À voir le bateau, on ne peut dire à coup sûr que le pilote a compris, mais, le cas échéant, on peut dire à coup sûr qu´il n´a pas compris.

Gītā. L´explication est peut-être qu´il n´a plus le choix. Les deux armées sont face à face. Sa responsabilité envers les siens lui interdit de les abandonner aux armes ennemies. (Pourquoi?) Son désir de ne pas combattre est tout à fait irréel, ne peut pas (plus?) mordre sur le réel sous forme d´action.

[75] Dans une situation donnée, certains désirs (certaines pensées) peuvent, prenant forme d´action, mordre sur le monde; d´autres ne peuvent pas, mais seulement avoir des conséquences autres que leur but. (Ex. non pas se battre, mais se battre mal.)

Chercher des exemples (Il y en a beaucoup).

La délibération ne doit jamais être qu´entre les premiers. Les autres sont à rejeter dans l´imaginaire (réels seulement en ce lieu où sont les désirs réels voilés par le faux). Mais Retz: c´est la marque d´un grand esprit que de savoir distinguer l´extraordinaire de l´impossible.
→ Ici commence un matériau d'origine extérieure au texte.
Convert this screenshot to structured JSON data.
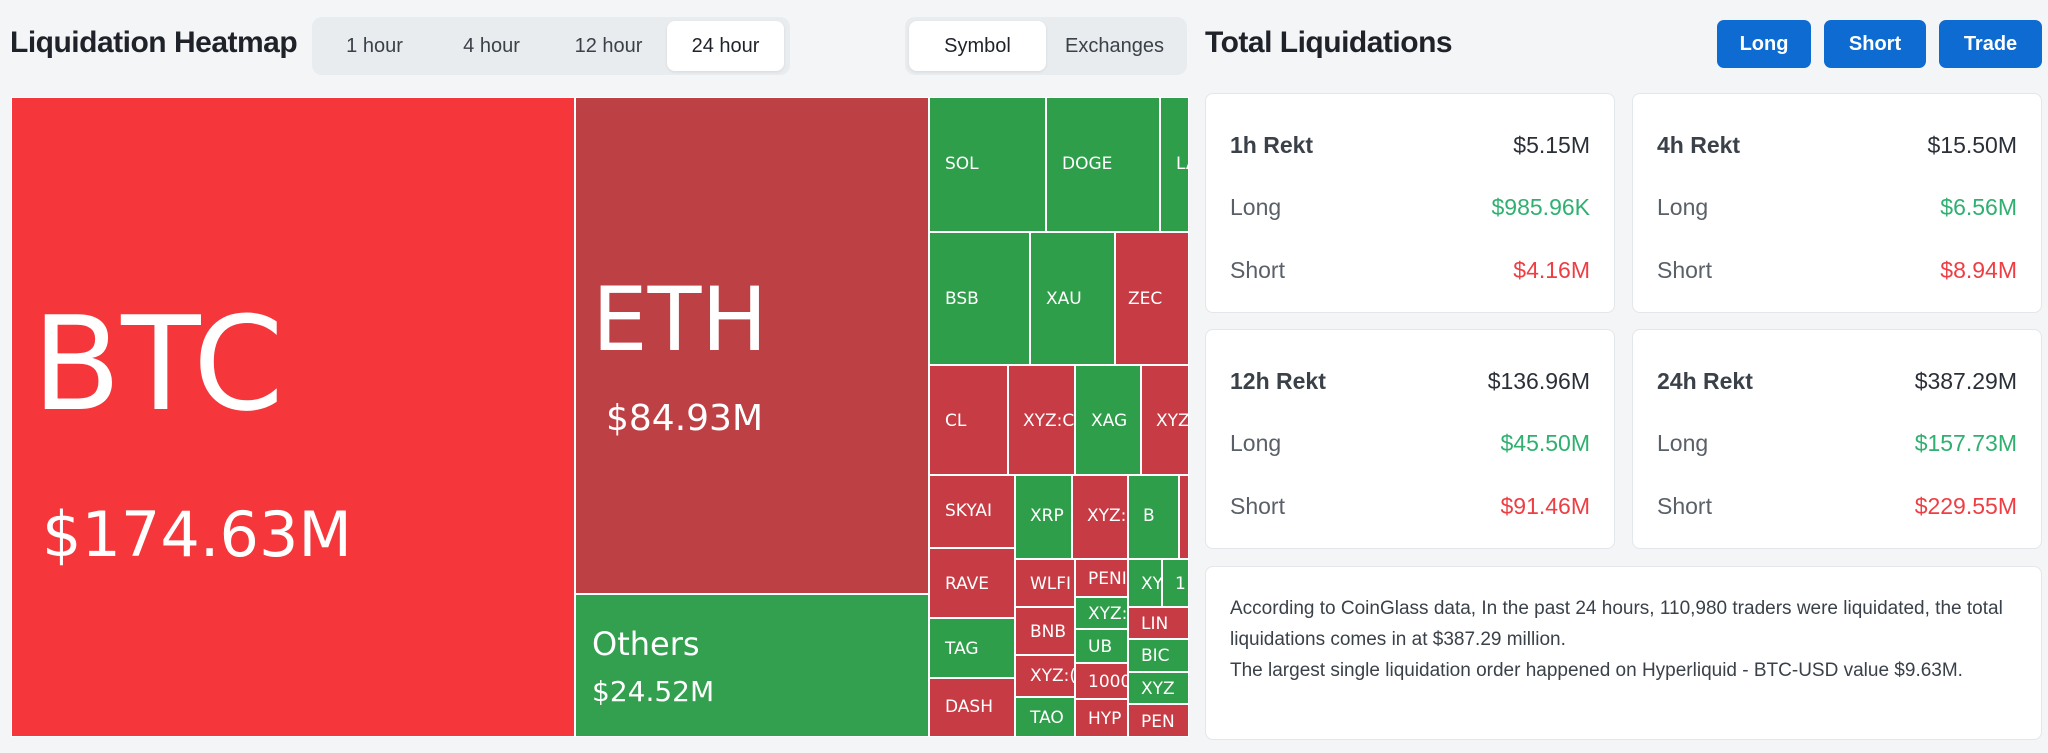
{
  "heatmap": {
    "title": "Liquidation Heatmap",
    "time_ranges": [
      "1 hour",
      "4 hour",
      "12 hour",
      "24 hour"
    ],
    "active_time_range": "24 hour",
    "group_by": [
      "Symbol",
      "Exchanges"
    ],
    "active_group_by": "Symbol",
    "tiles": [
      {
        "symbol": "BTC",
        "amount": "$174.63M",
        "side": "long"
      },
      {
        "symbol": "ETH",
        "amount": "$84.93M",
        "side": "long"
      },
      {
        "symbol": "Others",
        "amount": "$24.52M",
        "side": "short"
      },
      {
        "symbol": "SOL",
        "amount": "",
        "side": "short"
      },
      {
        "symbol": "DOGE",
        "amount": "",
        "side": "short"
      },
      {
        "symbol": "LA",
        "amount": "",
        "side": "short"
      },
      {
        "symbol": "BSB",
        "amount": "",
        "side": "short"
      },
      {
        "symbol": "XAU",
        "amount": "",
        "side": "short"
      },
      {
        "symbol": "ZEC",
        "amount": "",
        "side": "long"
      },
      {
        "symbol": "CL",
        "amount": "",
        "side": "long"
      },
      {
        "symbol": "XYZ:C",
        "amount": "",
        "side": "long"
      },
      {
        "symbol": "XAG",
        "amount": "",
        "side": "short"
      },
      {
        "symbol": "XYZ",
        "amount": "",
        "side": "long"
      },
      {
        "symbol": "SKYAI",
        "amount": "",
        "side": "long"
      },
      {
        "symbol": "XRP",
        "amount": "",
        "side": "short"
      },
      {
        "symbol": "XYZ:",
        "amount": "",
        "side": "long"
      },
      {
        "symbol": "B",
        "amount": "",
        "side": "short"
      },
      {
        "symbol": "RAVE",
        "amount": "",
        "side": "long"
      },
      {
        "symbol": "WLFI",
        "amount": "",
        "side": "long"
      },
      {
        "symbol": "PENI",
        "amount": "",
        "side": "long"
      },
      {
        "symbol": "XY",
        "amount": "",
        "side": "short"
      },
      {
        "symbol": "1",
        "amount": "",
        "side": "short"
      },
      {
        "symbol": "TAG",
        "amount": "",
        "side": "short"
      },
      {
        "symbol": "BNB",
        "amount": "",
        "side": "long"
      },
      {
        "symbol": "XYZ:",
        "amount": "",
        "side": "short"
      },
      {
        "symbol": "LIN",
        "amount": "",
        "side": "long"
      },
      {
        "symbol": "UB",
        "amount": "",
        "side": "short"
      },
      {
        "symbol": "BIC",
        "amount": "",
        "side": "short"
      },
      {
        "symbol": "DASH",
        "amount": "",
        "side": "long"
      },
      {
        "symbol": "XYZ:(",
        "amount": "",
        "side": "long"
      },
      {
        "symbol": "1000",
        "amount": "",
        "side": "short"
      },
      {
        "symbol": "XYZ",
        "amount": "",
        "side": "short"
      },
      {
        "symbol": "TAO",
        "amount": "",
        "side": "short"
      },
      {
        "symbol": "HYP",
        "amount": "",
        "side": "long"
      },
      {
        "symbol": "PEN",
        "amount": "",
        "side": "long"
      }
    ]
  },
  "totals": {
    "title": "Total Liquidations",
    "buttons": {
      "long": "Long",
      "short": "Short",
      "trade": "Trade"
    },
    "cards": [
      {
        "label": "1h Rekt",
        "total": "$5.15M",
        "long_label": "Long",
        "long": "$985.96K",
        "short_label": "Short",
        "short": "$4.16M"
      },
      {
        "label": "4h Rekt",
        "total": "$15.50M",
        "long_label": "Long",
        "long": "$6.56M",
        "short_label": "Short",
        "short": "$8.94M"
      },
      {
        "label": "12h Rekt",
        "total": "$136.96M",
        "long_label": "Long",
        "long": "$45.50M",
        "short_label": "Short",
        "short": "$91.46M"
      },
      {
        "label": "24h Rekt",
        "total": "$387.29M",
        "long_label": "Long",
        "long": "$157.73M",
        "short_label": "Short",
        "short": "$229.55M"
      }
    ],
    "summary_line1": "According to CoinGlass data, In the past 24 hours, 110,980 traders were liquidated, the total liquidations comes in at $387.29 million.",
    "summary_line2": "The largest single liquidation order happened on Hyperliquid - BTC-USD value $9.63M."
  },
  "colors": {
    "accent_blue": "#0d6bd2",
    "long_green": "#2fb070",
    "short_red": "#ee3e43",
    "tile_red_bright": "#f5363a",
    "tile_red_dark": "#bd4045",
    "tile_green": "#33a04f"
  }
}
Les situations dont parle Retz, où, dit-il, on ne se place que par sa faute, mais où, une fois qu´on y est, quoi qu´on fasse, on ne peut que faire mal. La Gītā concerne apparemment une situation de ce genre. Elle enseigne que même dans une telle situation le salut est là, si, tout en agissant, on rejette l´action au-dessous de soi, et si on aime Kṛṣṇa.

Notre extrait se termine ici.